While lawmakers increased Employment Related Day Care (ERDC) by 500 families (up to 9,000 total), the program will remain capped well below the estimated need. Research released by Oregon State University last month shows that child care in some Oregon counties now averages twice the cost of college tuition. This cost places a significant burden on low-income working families trying to get a new start or struggling to get by in these difficult times. We urged lawmakers throughout this session to fully fund ERDC so that all 12,000 eligible families have the opportunity to work and provide their kids with safe child care arrangements. Learn more about how ERDC supports families, businesses, and the economy here.

In a big win for children experiencing poverty, lawmakers maintained, rather than reduced, the 60-month lifetime limit for Temporary Assistance for Needy Families (TANF) and invested additional funds in its job-training program. While this does not fully fund TANF, the added investment will allow the agency to serve more of its most vulnerable clients.

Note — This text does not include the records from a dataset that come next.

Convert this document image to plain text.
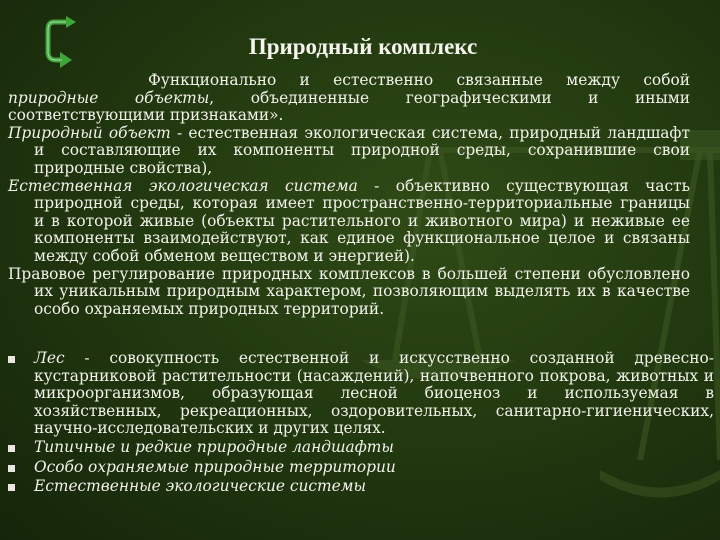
Природный комплекс

Функционально и естественно связанные между собой природные объекты, объединенные географическими и иными соответствующими признаками».

Природный объект - естественная экологическая система, природный ландшафт и составляющие их компоненты природной среды, сохранившие свои природные свойства),

Естественная экологическая система - объективно существующая часть природной среды, которая имеет пространственно-территориальные границы и в которой живые (объекты растительного и животного мира) и неживые ее компоненты взаимодействуют, как единое функциональное целое и связаны между собой обменом веществом и энергией).

Правовое регулирование природных комплексов в большей степени обусловлено их уникальным природным характером, позволяющим выделять их в качестве особо охраняемых природных территорий.

Лес - совокупность естественной и искусственно созданной древесно-кустарниковой растительности (насаждений), напочвенного покрова, животных и микроорганизмов, образующая лесной биоценоз и используемая в хозяйственных, рекреационных, оздоровительных, санитарно-гигиенических, научно-исследовательских и других целях.
Типичные и редкие природные ландшафты
Особо охраняемые природные территории
Естественные экологические системы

The budget maintains the Earned Income Tax Credit (EITC) at the current level (6% of the federal credit). Because EITC has proven itself to be the most effective approach to keeping working families out of poverty, we had hoped to see it expanded to the federal limit of 18%, so families could achieve greater financial security by keeping more of what they earn.

Senator Jackie Winters summed up the need for these investments best, saying “Wouldn’t it be wonderful if we had jobs where individuals could have their self-worth and dignity to take care of their own families? In the absence of that, we still need to have certainty that children and families are taken care of….”

We couldn’t agree more, which is why we will continue to advocate each session for budgets and programs that safeguard children and families through periods of hardship.
Thank you to all of you who participated in our action opportunities this session and wrote your legislators in support of ERDC and the Foster Youth Bill of Rights. We couldn’t do this work without you.